Email security combines encryption, digital signatures, and spam filtering to protect communications from unauthorized access and tampering. By encrypting messages, only the intended recipient can read the content; digital signatures ensure the message’s integrity; and spam filters help prevent phishing and malware distribution. This layered approach is essential for safeguarding sensitive information in both personal and professional contexts.

7. Firewalls

Firewalls are the first line of defense in network security, controlling incoming and outgoing traffic based on predefined rules. Stateless firewalls examine individual packets in isolation, offering a basic level of protection with minimal resource overhead. Stateful firewalls, however, maintain context about active connections, enabling them to detect and block suspicious traffic more effectively. This distinction allows organizations to balance performance with robust security based on their specific needs.

Wireless connections differ significantly from wired ones due to factors like interference, signal attenuation, and physical obstructions. These links are prone to higher error rates and variability in quality, necessitating specialized protocols for error correction and retransmission. Understanding these characteristics is essential for designing reliable wireless systems that can adapt to environmental changes and maintain service quality.

9. 802.11 MAC Protocol

The 802.11 MAC protocol underpins Wi-Fi networks by employing techniques like Carrier Sense Multiple Access with Collision Avoidance (CSMA/CA). This method minimizes data collisions by ensuring that devices check for a clear channel before transmitting. Its design is crucial for efficiently managing the shared wireless medium and ensuring that multiple devices can communicate simultaneously without excessive interference.

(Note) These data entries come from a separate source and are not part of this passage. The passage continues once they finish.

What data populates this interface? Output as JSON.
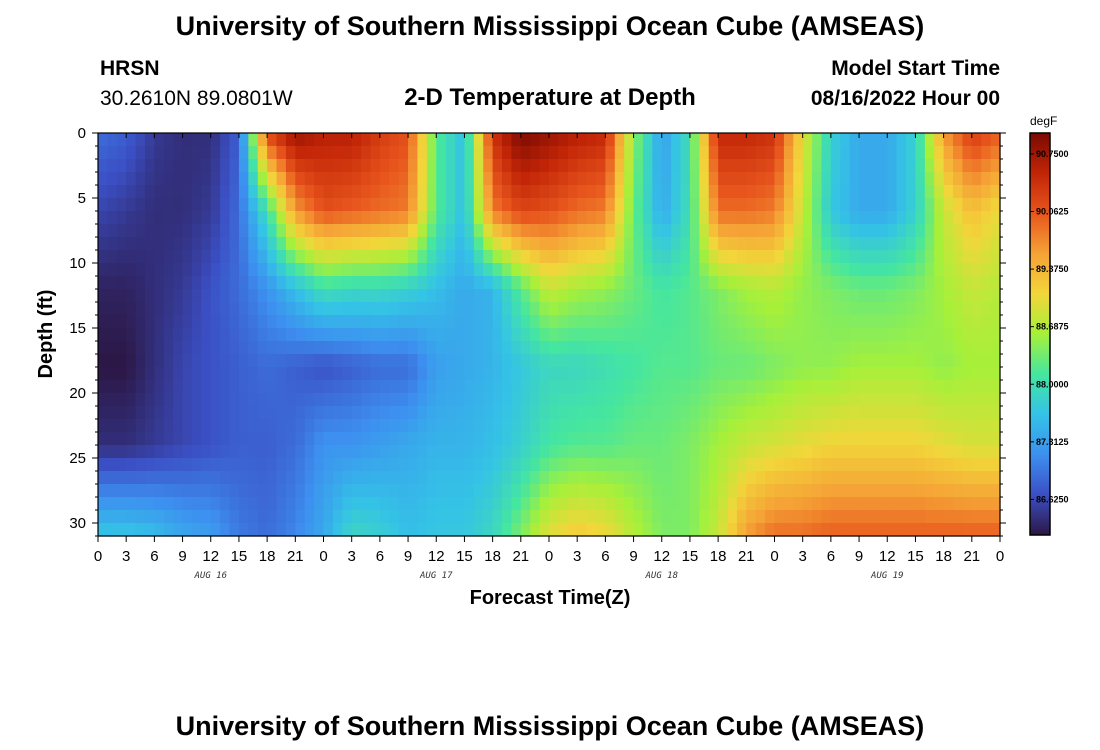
{
  "page": {
    "title": "University of Southern Mississippi Ocean Cube (AMSEAS)",
    "station": "HRSN",
    "coords": "30.2610N  89.0801W",
    "subtitle": "2-D Temperature at Depth",
    "model_label": "Model Start Time",
    "model_time": "08/16/2022 Hour 00",
    "footer_title": "University of Southern Mississippi Ocean Cube (AMSEAS)"
  },
  "colors": {
    "scale": [
      "#2c1745",
      "#3b4fc4",
      "#3d8ff0",
      "#34c3e6",
      "#45e6a0",
      "#a6f03a",
      "#f2d63a",
      "#f5a236",
      "#e8561d",
      "#c22507",
      "#7a0a02"
    ]
  },
  "chart_data": {
    "type": "heatmap",
    "title": "2-D Temperature at Depth",
    "xlabel": "Forecast Time(Z)",
    "ylabel": "Depth (ft)",
    "x_ticks": [
      "0",
      "3",
      "6",
      "9",
      "12",
      "15",
      "18",
      "21",
      "0",
      "3",
      "6",
      "9",
      "12",
      "15",
      "18",
      "21",
      "0",
      "3",
      "6",
      "9",
      "12",
      "15",
      "18",
      "21",
      "0",
      "3",
      "6",
      "9",
      "12",
      "15",
      "18",
      "21",
      "0"
    ],
    "x_range_hours": [
      0,
      96
    ],
    "day_labels": [
      {
        "label": "AUG 16",
        "hour": 12
      },
      {
        "label": "AUG 17",
        "hour": 36
      },
      {
        "label": "AUG 18",
        "hour": 60
      },
      {
        "label": "AUG 19",
        "hour": 84
      }
    ],
    "y_ticks": [
      "0",
      "5",
      "10",
      "15",
      "20",
      "25",
      "30"
    ],
    "y_range_ft": [
      0,
      31
    ],
    "colorbar": {
      "unit": "degF",
      "labels": [
        "90.7500",
        "90.0625",
        "89.3750",
        "88.6875",
        "88.0000",
        "87.3125",
        "86.6250"
      ],
      "range": [
        86.2,
        91.0
      ]
    },
    "depth_grid_ft": [
      0,
      6,
      12,
      18,
      24,
      31
    ],
    "hour_grid": [
      0,
      3,
      6,
      9,
      12,
      15,
      18,
      21,
      24,
      27,
      30,
      33,
      36,
      39,
      42,
      45,
      48,
      51,
      54,
      57,
      60,
      63,
      66,
      69,
      72,
      75,
      78,
      81,
      84,
      87,
      90,
      93,
      96
    ],
    "temperature_degF": [
      [
        86.9,
        86.8,
        86.5,
        86.4,
        86.4,
        86.8,
        90.2,
        90.8,
        90.6,
        90.6,
        90.3,
        90.1,
        88.2,
        87.6,
        90.4,
        91.0,
        90.8,
        90.6,
        90.5,
        88.5,
        87.3,
        88.0,
        90.5,
        90.5,
        90.4,
        89.0,
        87.8,
        87.4,
        87.4,
        87.8,
        89.6,
        90.3,
        90.0
      ],
      [
        86.6,
        86.5,
        86.4,
        86.4,
        86.5,
        86.9,
        88.0,
        89.6,
        90.1,
        90.0,
        89.9,
        89.8,
        88.2,
        87.6,
        89.8,
        90.2,
        90.1,
        89.9,
        89.8,
        88.3,
        87.4,
        88.0,
        89.9,
        89.9,
        89.8,
        88.8,
        87.7,
        87.4,
        87.4,
        87.8,
        88.8,
        89.3,
        89.0
      ],
      [
        86.3,
        86.3,
        86.4,
        86.5,
        86.7,
        86.9,
        87.2,
        87.6,
        88.0,
        87.9,
        87.9,
        87.8,
        87.6,
        87.4,
        87.5,
        88.2,
        88.8,
        88.6,
        88.5,
        88.3,
        88.1,
        88.2,
        88.4,
        88.6,
        88.7,
        88.5,
        88.4,
        88.3,
        88.3,
        88.4,
        88.6,
        88.8,
        88.7
      ],
      [
        86.2,
        86.2,
        86.4,
        86.6,
        86.7,
        86.8,
        86.9,
        86.8,
        86.7,
        86.8,
        86.9,
        86.9,
        87.3,
        87.4,
        87.5,
        87.7,
        87.9,
        87.9,
        88.0,
        88.1,
        88.2,
        88.2,
        88.3,
        88.3,
        88.4,
        88.5,
        88.5,
        88.6,
        88.6,
        88.6,
        88.5,
        88.6,
        88.6
      ],
      [
        86.4,
        86.4,
        86.5,
        86.6,
        86.7,
        86.8,
        86.8,
        86.9,
        87.2,
        87.2,
        87.3,
        87.4,
        87.5,
        87.5,
        87.6,
        87.8,
        88.1,
        88.2,
        88.2,
        88.3,
        88.3,
        88.4,
        88.6,
        88.8,
        88.9,
        89.0,
        89.1,
        89.1,
        89.1,
        89.1,
        89.0,
        88.9,
        88.9
      ],
      [
        87.7,
        87.7,
        87.6,
        87.4,
        87.3,
        87.0,
        86.9,
        87.1,
        87.4,
        87.9,
        87.8,
        87.6,
        87.7,
        87.7,
        87.9,
        88.4,
        89.0,
        89.2,
        89.1,
        88.7,
        88.4,
        88.4,
        88.8,
        89.6,
        89.9,
        89.9,
        90.0,
        90.0,
        90.0,
        90.0,
        90.0,
        90.0,
        90.0
      ]
    ]
  }
}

10. Cellular vs. Wireline Networks

Cellular networks are engineered to support users on the move, offering seamless connectivity across wide geographical areas. They incorporate advanced features to handle handoffs between cells, manage interference, and optimize spectrum usage. In contrast, wireline networks, typically providing higher data rates and lower latency, are ideal for fixed locations. The differences in design and functionality highlight the trade-offs between mobility and performance.

11. 4G vs. 802.11 MAC

In 4G networks, scheduled access is used to allocate specific time slots or frequency bands to users, enhancing efficiency and reducing collisions in high-density scenarios. This controlled environment contrasts with the contention-based approach of 802.11 MAC in Wi-Fi networks, where devices compete for access to the medium. The scheduled access in 4G results in more predictable performance, which is particularly beneficial in congested environments, while the flexible, albeit less efficient, mechanism of 802.11 is well-suited for less predictable, local wireless communications.

12. Indirect Routing for Mobility

Indirect routing addresses the challenge of maintaining connectivity as mobile users change locations. By using mechanisms such as home agents and foreign agents, the network can dynamically forward packets from the user’s original address to their current location. This technique ensures that mobile devices remain reachable regardless of their movement across different networks, thereby providing a seamless user experience even in highly dynamic environments.